Kibuye, 21 mai 2003 (FH) - Les habitants de Kibuye (ouest du Rwanda) ont approuvé la peine d'emprisonnement à vie imposée à l'ancien ministre de l'information, Eliézer Niyitegeka, un natif de la région, le 15 mai dernier par le Tribunal pénal international pour le Rwanda (TPIR). Eliézer Niyitegeka, 51 ans, a été déclaré coupable de génocide et de crimes contre l'humanité commis en grande partie dans sa région natale de Bisesero.

1 min 29Temps de lecture approximatif

Les habitants de Kibuye contactés par Hirondelle ont qualifié la peine qui lui a été imposée comme "correspondante aux crimes commis".

Certains habitants de cette petite ville située sur les rives du lac Kivu se sont retirés dans des bars pour festoyer, suite à l'annonce du jugement. D'autres ont quitté plus tôt que d'habitude leurs lieux de travail pour en discuter avec des voisins.
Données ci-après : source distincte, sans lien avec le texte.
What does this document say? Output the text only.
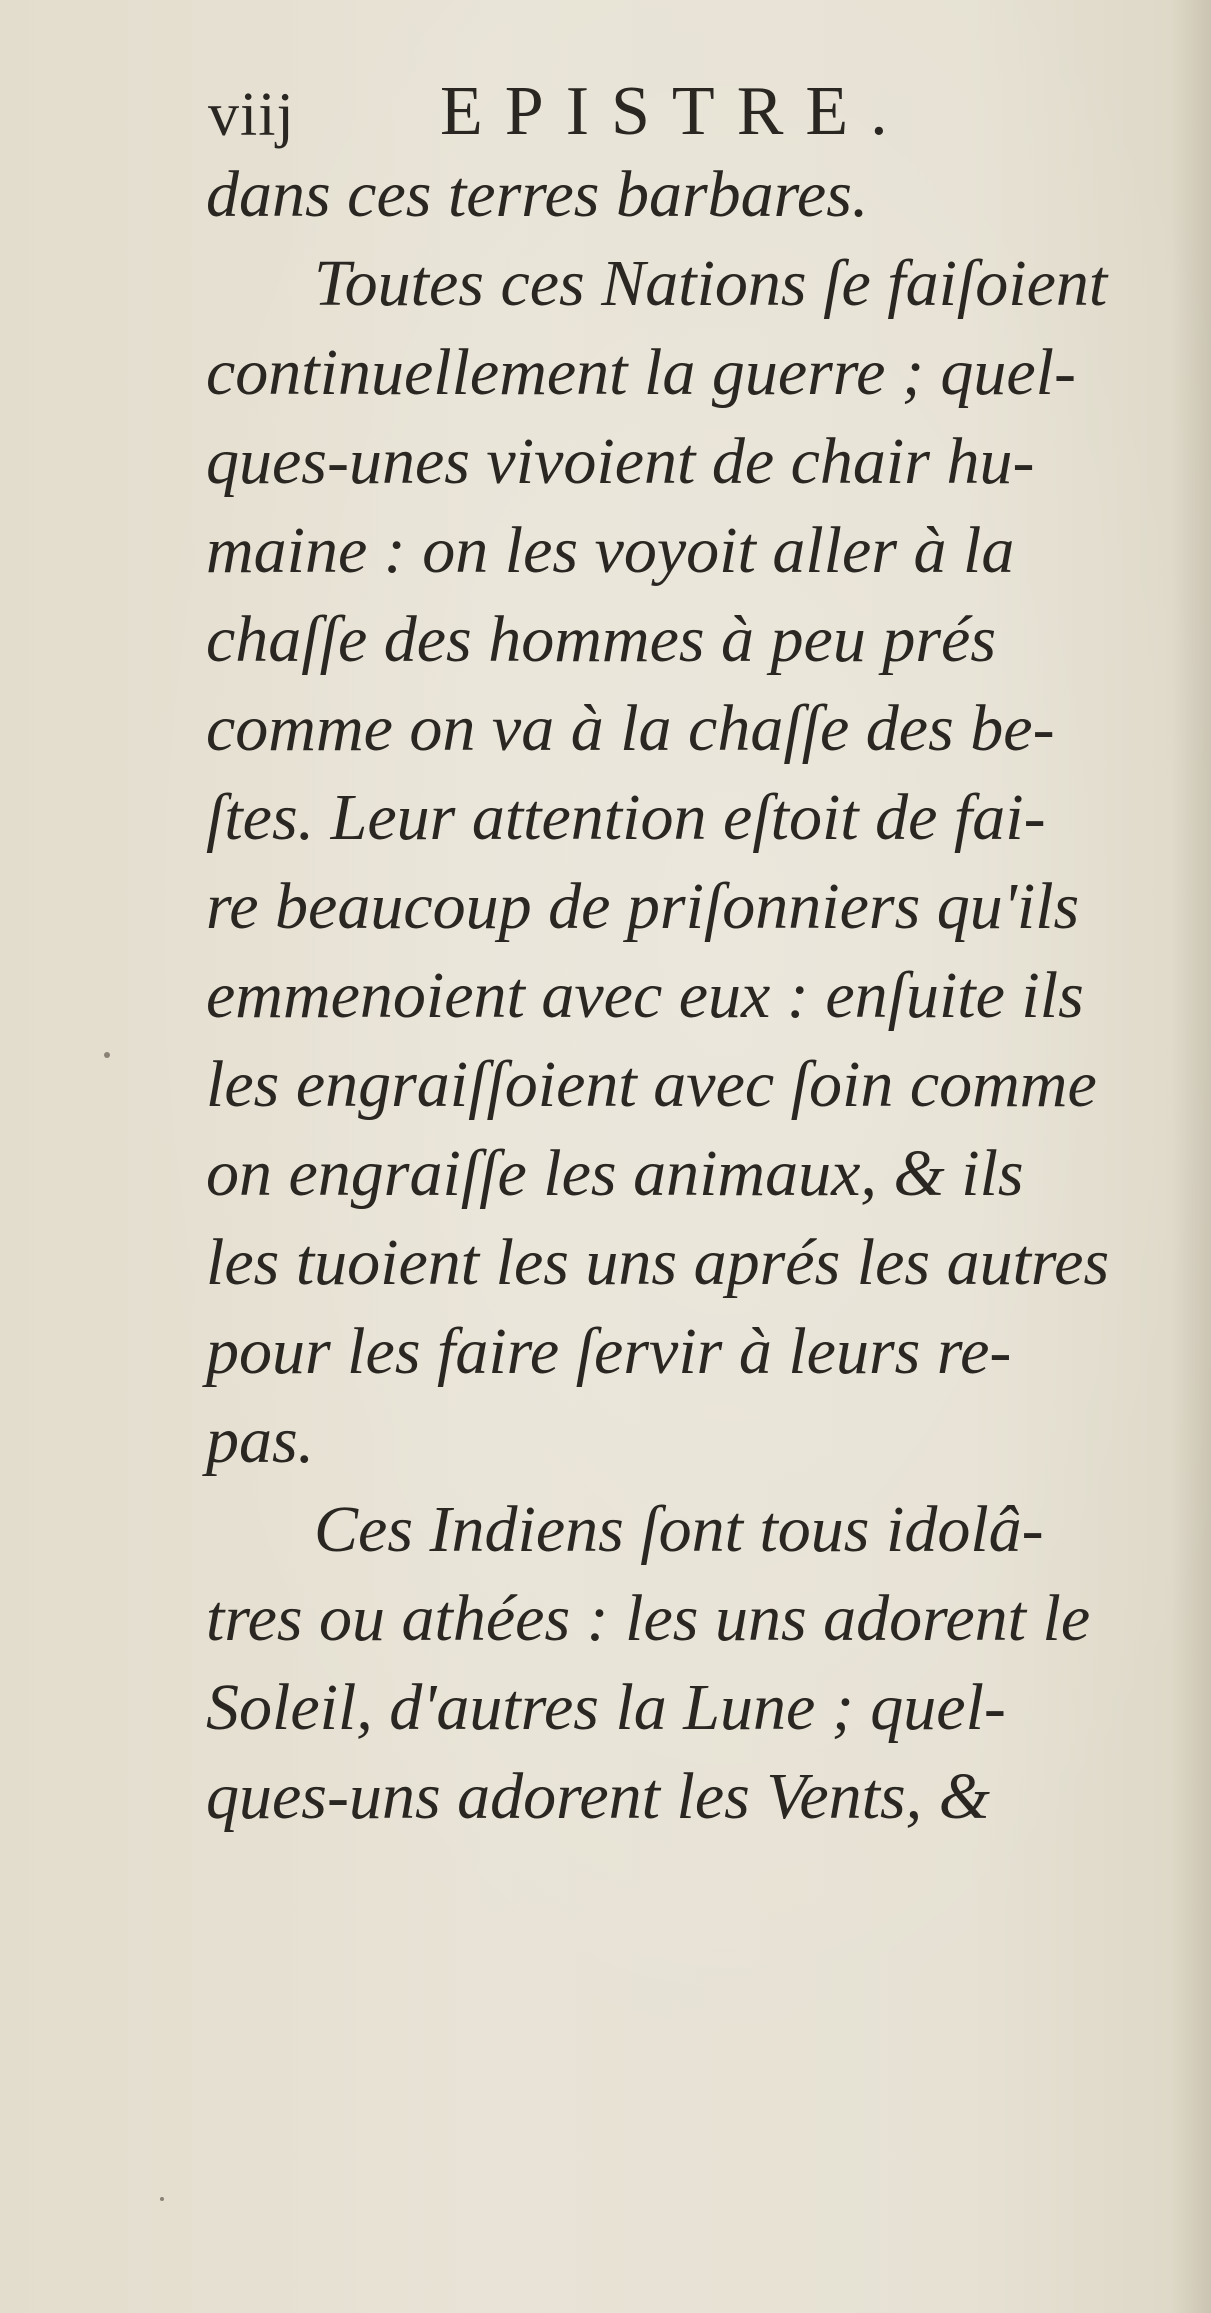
viij EPISTRE.
dans ces terres barbares.
Toutes ces Nations ſe faiſoient
continuellement la guerre ; quel-
ques-unes vivoient de chair hu-
maine : on les voyoit aller à la
chaſſe des hommes à peu prés
comme on va à la chaſſe des be-
ſtes. Leur attention eſtoit de fai-
re beaucoup de priſonniers qu'ils
emmenoient avec eux : enſuite ils
les engraiſſoient avec ſoin comme
on engraiſſe les animaux, & ils
les tuoient les uns aprés les autres
pour les faire ſervir à leurs re-
pas.
Ces Indiens ſont tous idolâ-
tres ou athées : les uns adorent le
Soleil, d'autres la Lune ; quel-
ques-uns adorent les Vents, &
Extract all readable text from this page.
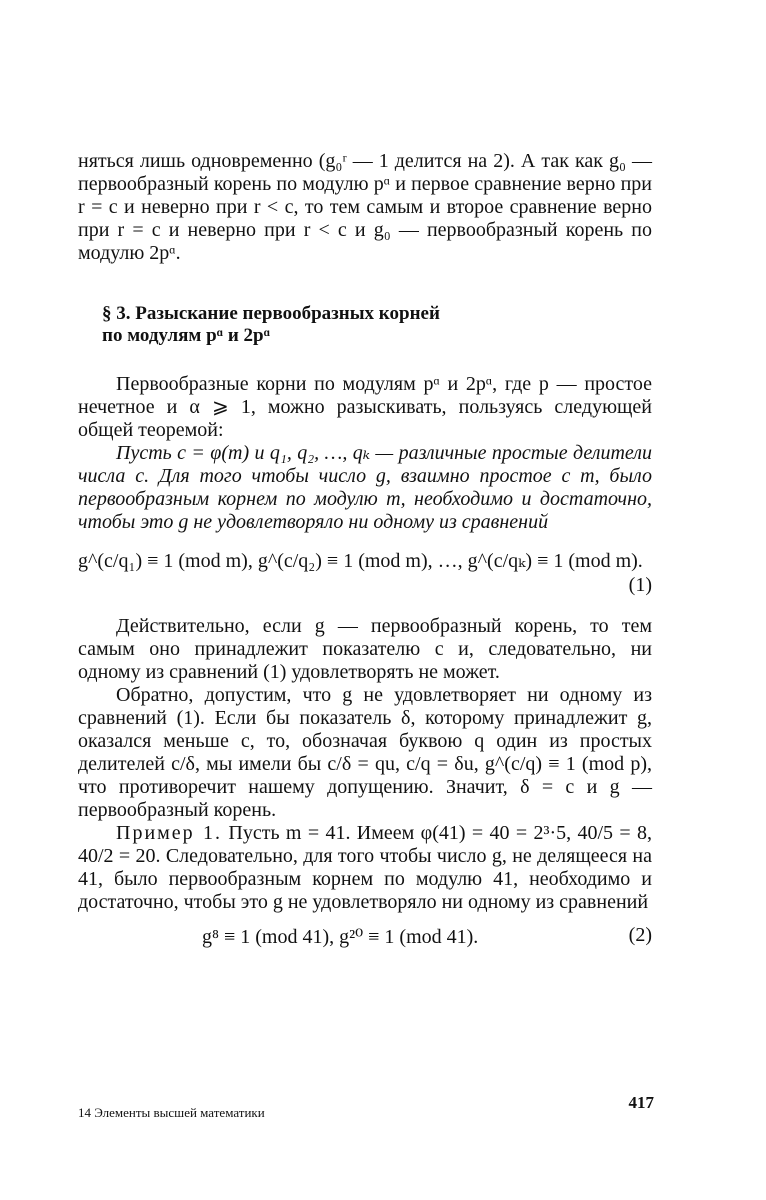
няться лишь одновременно (g₀ʳ — 1 делится на 2). А так как g₀ — первообразный корень по модулю pᵅ и первое сравнение верно при r = c и неверно при r < c, то тем самым и второе сравнение верно при r = c и неверно при r < c и g₀ — первообразный корень по модулю 2pᵅ.

§ 3. Разыскание первообразных корней
по модулям pᵅ и 2pᵅ

Первообразные корни по модулям pᵅ и 2pᵅ, где p — простое нечетное и α ⩾ 1, можно разыскивать, пользуясь следующей общей теоремой:

Пусть c = φ(m) и q₁, q₂, …, qₖ — различные простые делители числа c. Для того чтобы число g, взаимно простое с m, было первообразным корнем по модулю m, необходимо и достаточно, чтобы это g не удовлетворяло ни одному из сравнений

g^(c/q₁) ≡ 1 (mod m), g^(c/q₂) ≡ 1 (mod m), …, g^(c/qₖ) ≡ 1 (mod m).
(1)

Действительно, если g — первообразный корень, то тем самым оно принадлежит показателю c и, следовательно, ни одному из сравнений (1) удовлетворять не может.

Обратно, допустим, что g не удовлетворяет ни одному из сравнений (1). Если бы показатель δ, которому принадлежит g, оказался меньше c, то, обозначая буквою q один из простых делителей c/δ, мы имели бы c/δ = qu, c/q = δu, g^(c/q) ≡ 1 (mod p), что противоречит нашему допущению. Значит, δ = c и g — первообразный корень.

Пример 1. Пусть m = 41. Имеем φ(41) = 40 = 2³·5, 40/5 = 8, 40/2 = 20. Следовательно, для того чтобы число g, не делящееся на 41, было первообразным корнем по модулю 41, необходимо и достаточно, чтобы это g не удовлетворяло ни одному из сравнений

g⁸ ≡ 1 (mod 41), g²⁰ ≡ 1 (mod 41).	(2)
14 Элементы высшей математики
417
Le jugement a été transmis en direct sur les antennes de Radio Rwanda.

"Etant donné le nombre de gens qu'il a tués et la souffrance que continuent d'endurer les rescapés, je crois qu'il mérite cette punition", a déclaré Joseph Ndahimana, un soldat démobilisé, natif de Kibuye.

Un groupe d'étudiants de l'Institut supérieur de santé publique de Kigali, originaires de Kibuye, debout sous la véranda faisant face à l'avenue principale, ont également approuvé la sentence. "Il a reçu une peine appropriée. Je souhaite qu'il en aille de même pour les autres qui ont tué des gens innocents", a crié l'un d'entre eux.

Quelques habitants de Kibuye ont cependant indiqué que l'ancien ministre a reçu une peine inférieure à celle qu'il méritait. "Pour Arusha, c'est OK", a déclaré Ndikumana, se référant au TPIR. "Mais pour les Rwandais, le seul châtiment qu'il mérite, c'est la mort", a-t-il poursuivi.

En prononçant le jugement, la chambre a conclu que les crimes commis par Niyitegeka étaient pleins de "haine". Les juges ont donné l'exemple du meurtre d'un Tutsi nommé Kabanda. Après son assassinat, il a été décapité et châtré.

Les juges ont également relevé la mise à mort d'une femme tutsie à la suite de laquelle l'accusé a ordonné aux miliciens Interahamwe de tailler un morceau de bois, de l'enfoncer dans ses organes génitaux et de la laisser sur le bord de la route.